E.L.: Uważa Pani, że brakuje we wsi takich imprez integracyjnych?  
M.G.: Uważam, że to jest ważne, aby ludzie mieli się gdzie spotkać, żeby czuli się że tworzą jedną społeczność, że powinni działać wspólnie na jej rzecz. Powinni się czuć za nią odpowiedzialni. I takie imprezy, między innymi temu służą.  
     
E.L.: Miejsce jest, boisko przy placu zabaw, środki są, organizatorzy w osobie sołtysa też, teraz tylko chęci ze strony mieszkańców.  

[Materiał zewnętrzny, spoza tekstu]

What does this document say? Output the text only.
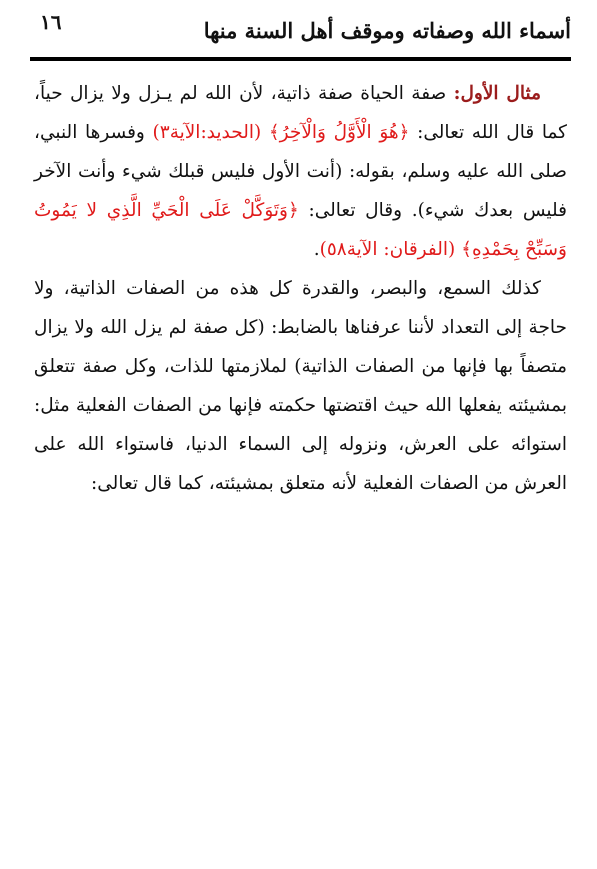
١٦	أسماء الله وصفاته وموقف أهل السنة منها

مثال الأول: صفة الحياة صفة ذاتية، لأن الله لم يـزل ولا يزال حياً، كما قال الله تعالى: ﴿هُوَ الْأَوَّلُ وَالْآخِرُ﴾ (الحديد:الآية٣) وفسرها النبي، صلى الله عليه وسلم، بقوله: (أنت الأول فليس قبلك شيء وأنت الآخر فليس بعدك شيء). وقال تعالى: ﴿وَتَوَكَّلْ عَلَى الْحَيِّ الَّذِي لا يَمُوتُ وَسَبِّحْ بِحَمْدِهِ﴾ (الفرقان: الآية٥٨).

كذلك السمع، والبصر، والقدرة كل هذه من الصفات الذاتية، ولا حاجة إلى التعداد لأننا عرفناها بالضابط: (كل صفة لم يزل الله ولا يزال متصفاً بها فإنها من الصفات الذاتية) لملازمتها للذات، وكل صفة تتعلق بمشيئته يفعلها الله حيث اقتضتها حكمته فإنها من الصفات الفعلية مثل: استوائه على العرش، ونزوله إلى السماء الدنيا، فاستواء الله على العرش من الصفات الفعلية لأنه متعلق بمشيئته، كما قال تعالى:
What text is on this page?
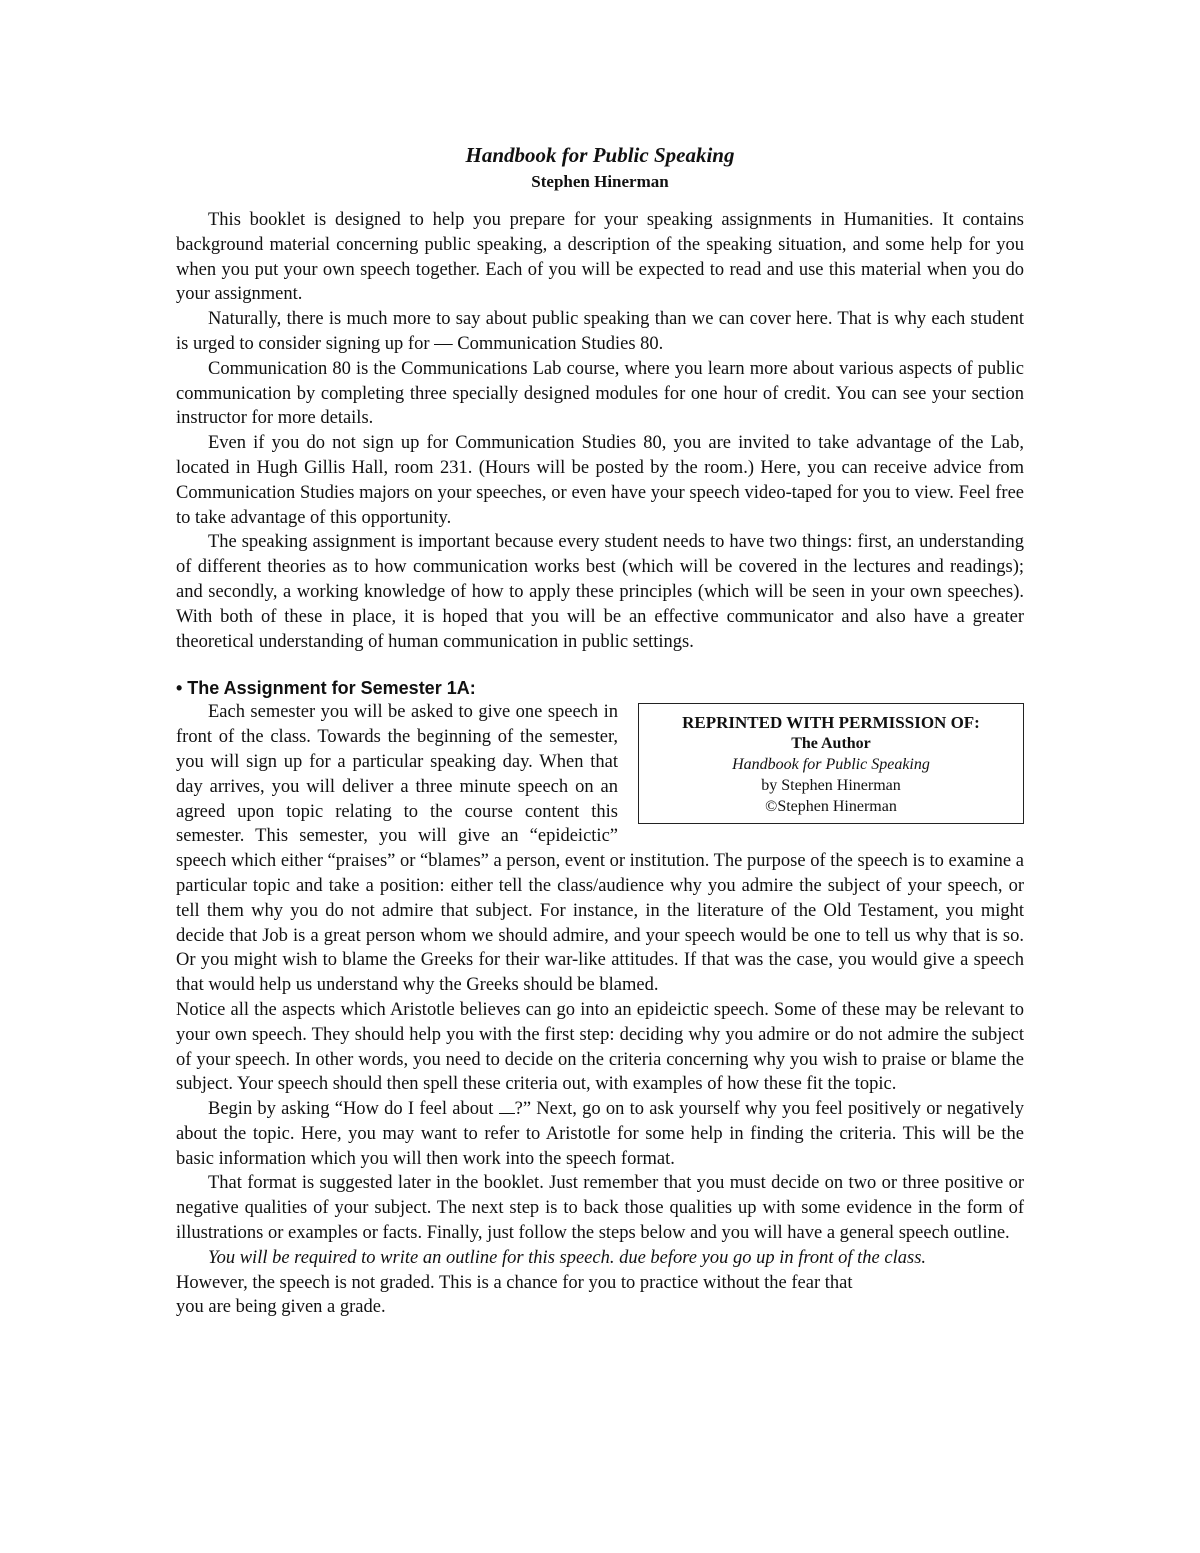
Handbook for Public Speaking
Stephen Hinerman

This booklet is designed to help you prepare for your speaking assignments in Humanities. It contains background material concerning public speaking, a description of the speaking situation, and some help for you when you put your own speech together. Each of you will be expected to read and use this material when you do your assignment.

Naturally, there is much more to say about public speaking than we can cover here. That is why each student is urged to consider signing up for — Communication Studies 80.

Communication 80 is the Communications Lab course, where you learn more about various aspects of public communication by completing three specially designed modules for one hour of credit. You can see your section instructor for more details.

Even if you do not sign up for Communication Studies 80, you are invited to take advantage of the Lab, located in Hugh Gillis Hall, room 231. (Hours will be posted by the room.) Here, you can receive advice from Communication Studies majors on your speeches, or even have your speech video-taped for you to view. Feel free to take advantage of this opportunity.

The speaking assignment is important because every student needs to have two things: first, an understanding of different theories as to how communication works best (which will be covered in the lectures and readings); and secondly, a working knowledge of how to apply these principles (which will be seen in your own speeches). With both of these in place, it is hoped that you will be an effective communicator and also have a greater theoretical understanding of human communication in public settings.

• The Assignment for Semester 1A:
REPRINTED WITH PERMISSION OF:
The Author
Handbook for Public Speaking
by Stephen Hinerman
©Stephen Hinerman

Each semester you will be asked to give one speech in front of the class. Towards the beginning of the semester, you will sign up for a particular speaking day. When that day arrives, you will deliver a three minute speech on an agreed upon topic relating to the course content this semester. This semester, you will give an “epideictic” speech which either “praises” or “blames” a person, event or institution. The purpose of the speech is to examine a particular topic and take a position: either tell the class/audience why you admire the subject of your speech, or tell them why you do not admire that subject. For instance, in the literature of the Old Testament, you might decide that Job is a great person whom we should admire, and your speech would be one to tell us why that is so. Or you might wish to blame the Greeks for their war-like attitudes. If that was the case, you would give a speech that would help us understand why the Greeks should be blamed.

Notice all the aspects which Aristotle believes can go into an epideictic speech. Some of these may be relevant to your own speech. They should help you with the first step: deciding why you admire or do not admire the subject of your speech. In other words, you need to decide on the criteria concerning why you wish to praise or blame the subject. Your speech should then spell these criteria out, with examples of how these fit the topic.

Begin by asking “How do I feel about ?” Next, go on to ask yourself why you feel positively or negatively about the topic. Here, you may want to refer to Aristotle for some help in finding the criteria. This will be the basic information which you will then work into the speech format.

That format is suggested later in the booklet. Just remember that you must decide on two or three positive or negative qualities of your subject. The next step is to back those qualities up with some evidence in the form of illustrations or examples or facts. Finally, just follow the steps below and you will have a general speech outline.

You will be required to write an outline for this speech. due before you go up in front of the class.

However, the speech is not graded. This is a chance for you to practice without the fear that

you are being given a grade.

M.G.: Liczę na moich ludzi... To miejsce centralne wsi też zrobiło się ładniejsze, zlikwidowaliśmy blaszak, w którym od dobrych paru lat nic się działo, tylko straszył, dzięki temu jest we wsi ładniej. Posialiśmy trawę, trochę się martwimy, bo ma w najbliższej przyszłości powstać wiadukt i nie bardzo wiadomo co tam robić...  
     
E.L.: Wieś jest ładniejsza, bo?  
M.G.: Bo nie ma już wysypiska śmieci. Zostało zrekultywowane, obsadzone, dbają o to, koszą, w bardzo dobrym stanie jest utrzymane i stało się miejscem spacerów, atrakcją, a nie odstraszaczem...  
     
E.L.: Wysypisko jak długo istniało?  
M.G.: Działało w latach 1983 – 2002, projekt zamknięcia i rekultywacji odpadów zrealizowano w latach 2008-2009. Wysypisko było bardzo uciążliwe, ogromna ilość papierów i reklamówek, ptaków, jak u Hitchcocka, zdarzały się szczury, fetor, no i przede wszystkim świadomość, że jest to bomba ekologiczna, zatruwająca nas, mieszkańców! Trochę "zysków" z tego było. Zawsze przy takich uciążliwych inwestycjach, można coś dla wsi ugrać, mieszkańcy byli zwolnieni z podatków od gruntów i nieruchomości, nie musieli płacić za wywóz nieczystości, wyremontowano stare drogi, położono asfalt w miejscach, gdzie do tej pory były drogi szutrowe, oświetlenie wykonano, koszono tereny zielone. Wykonano gazyfikację wsi i pośrednio wykonano przyłącza wodociągowe. Dawniej wodę dowożono beczkowozem z szybu Balin.  
     
E.L.: Jakie plany, marzenia do zrealizowania? MARZENIA
M.G.: Mała społeczność, małe pieniądze, przydałaby się choćby taka sołtysówka, no co jeszcze, żeby to wszystko grało, było czysto, schludnie, a jak będą fundusze to dalej będziemy organizować imprezy dla mieszkańców, Mikołajki dla dzieci, co roku zresztą ta impreza mikołajkowa jest, wszystkie dzieci otrzymują paczki.  
     
E.L.: Gdzie do szkoły chodzą dzieci z Okradziejówki? SZKOŁA
M.G.: Do szkoły i do przedszkola w Balinie.  
     
E.L.: A ile jest dzieci we wsi?  
M.G.: Takich od 0 do 14 jest 45 (na ten rok 2013).  
     
E.L.: Jest spadek urodzin, czuć niż?  
M.G.: Nie, ja wiem, wcześniej to miałam 38, co rok dzieci przybywa jedni się wyprowadzą, kolejni się wprowadzają. Zawsze jest zwyżka. Na tę imprezę na dzień dziecka to liczę dzieci do 18 roku życia i ich będzie ok. 60. No jak na 300 mieszkańców, to jest ich trochę tych smyków.  
     
E.L.: Zresztą widać, że dzięki temu rekultywacji, teren zrobił się bardzo ładny i atrakcyjny budowniczo.  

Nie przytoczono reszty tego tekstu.